Complete With Door Handles

Two Russians explore their newfound freedom, buying a car from one of Moscow's `biznessmen'

THE other day I joined my friends Tanya and Slava as they took a journey into the new Russia to buy a car.

If for Americans the automobile was always a symbol of freedom, in the old Russia, it meant privilege.

As late as the 1950s, the private car simply did not exist in Bolshevik Russia. The black Volga sedans that cruised Moscow's wide boulevards were the trappings of the gray bureaucrats who ran the Soviet Union.

Even when mass production began in the 1960s, cars were available only to the chosen - to Communist Party members and to ``model workers.'' The ordinary Ivan could only put his name on the waiting list and hope to buy his dream 10 years later.

But like many other formerly sacred icons, this too is changing in the new Russia. Newspapers are now filled with advertisements offering anyone with enough cash to ``come on down'' and pick up anything from a sturdy Niva four-wheel-drive to a Volvo sedan.

Nothing, however, is quite as simple as that in the chaos of Russian life today. Many car dealers are the province of the notorious ``mafia,'' as Russia's organized crime gangs are popularly known. In a typical scam, the buyer plops down his money, takes the car home, where the mafia boys promptly steal it back that night. In a short cut, they simply relieve the buyer of his money directly.
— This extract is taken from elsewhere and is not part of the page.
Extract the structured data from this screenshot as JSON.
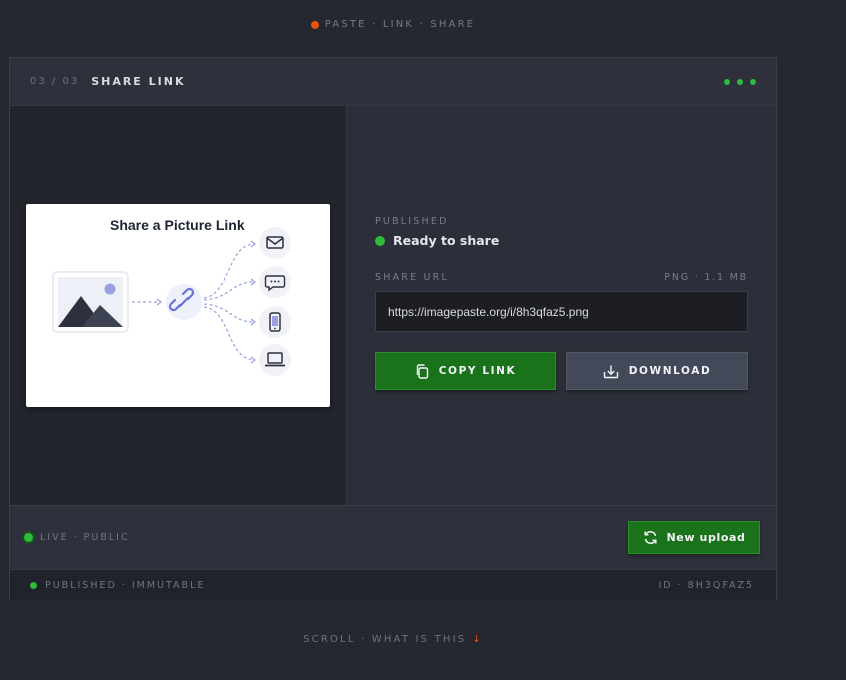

Hence with excitement, mixed with trepidation, Tanya and Slava set out to buy their first auto. We sought the help of another friend, Sasha, a 20-year veteran Moscow taxi driver, who accompanied us on our journey.

On his advice, they eschewed fancier choices for the reliable Model 2106 Zhiguli, a boxy four-door sedan designed by Fiat in the 1960s. A nameless firm promised a choice of colors, that it would come ``complete'' (which in Russia means the door handles are included), all for the low, low price of $5,500.

The address brought us to a large unidentified factory on a leafy Moscow street. As its anonymity suggested, it was one of Moscow's countless defense plants. Once shrouded in secrecy, now bereft of defense orders, they are desperately seeking new business.

We waited a half hour for our ``pass'' into the plant. Only three of us were allowed in - Tanya waited nervously outside. We were escorted through a winding series of sheds filled with lathes, with armored cars rusting nearby, until we reached a wire-fence enclosed lot filled with about 40 cars and manned by two young men. Later the car dealers explained that they rented the premises from the plant, which offered them protection from their mafia competitors.

The choice of colors was hardly generous - white or sea blue. Slava, trying to guess what Tanya would prefer, chose the blue. He opened the hood, checked to make sure all the parts were in place and ran the engine. A stream of smoke rose - no problem, one of the young men quickly assured us, just a leaky tube that was quickly sealed tight.

The boss, a 20-something ``biznessman'' in a double-breasted Italian jacket, with a cellular phone slipped into his inside pocket, finally appeared. The deal was consummated in an office decorated with car posters, a bare desk and a safe. Only after the cash - dollars only, please - was carefuly counted, did one of his cronies fill out the official bill of sale.

Back at the lot, deed in hand, Slava sat down behind the wheel and drove off out the factory gate. Tanya was beside herself. ``I can't believe it,'' she said, ``Just like that.''

Slava, fearful of car thieves, spent the next two days sitting and sleeping in the car, until the official registration was completed. A week later, Tanya, Slava, and their daughter went off in their new car to their summer vacation in Belarus, savoring the freedom of the road they thought would never be theirs.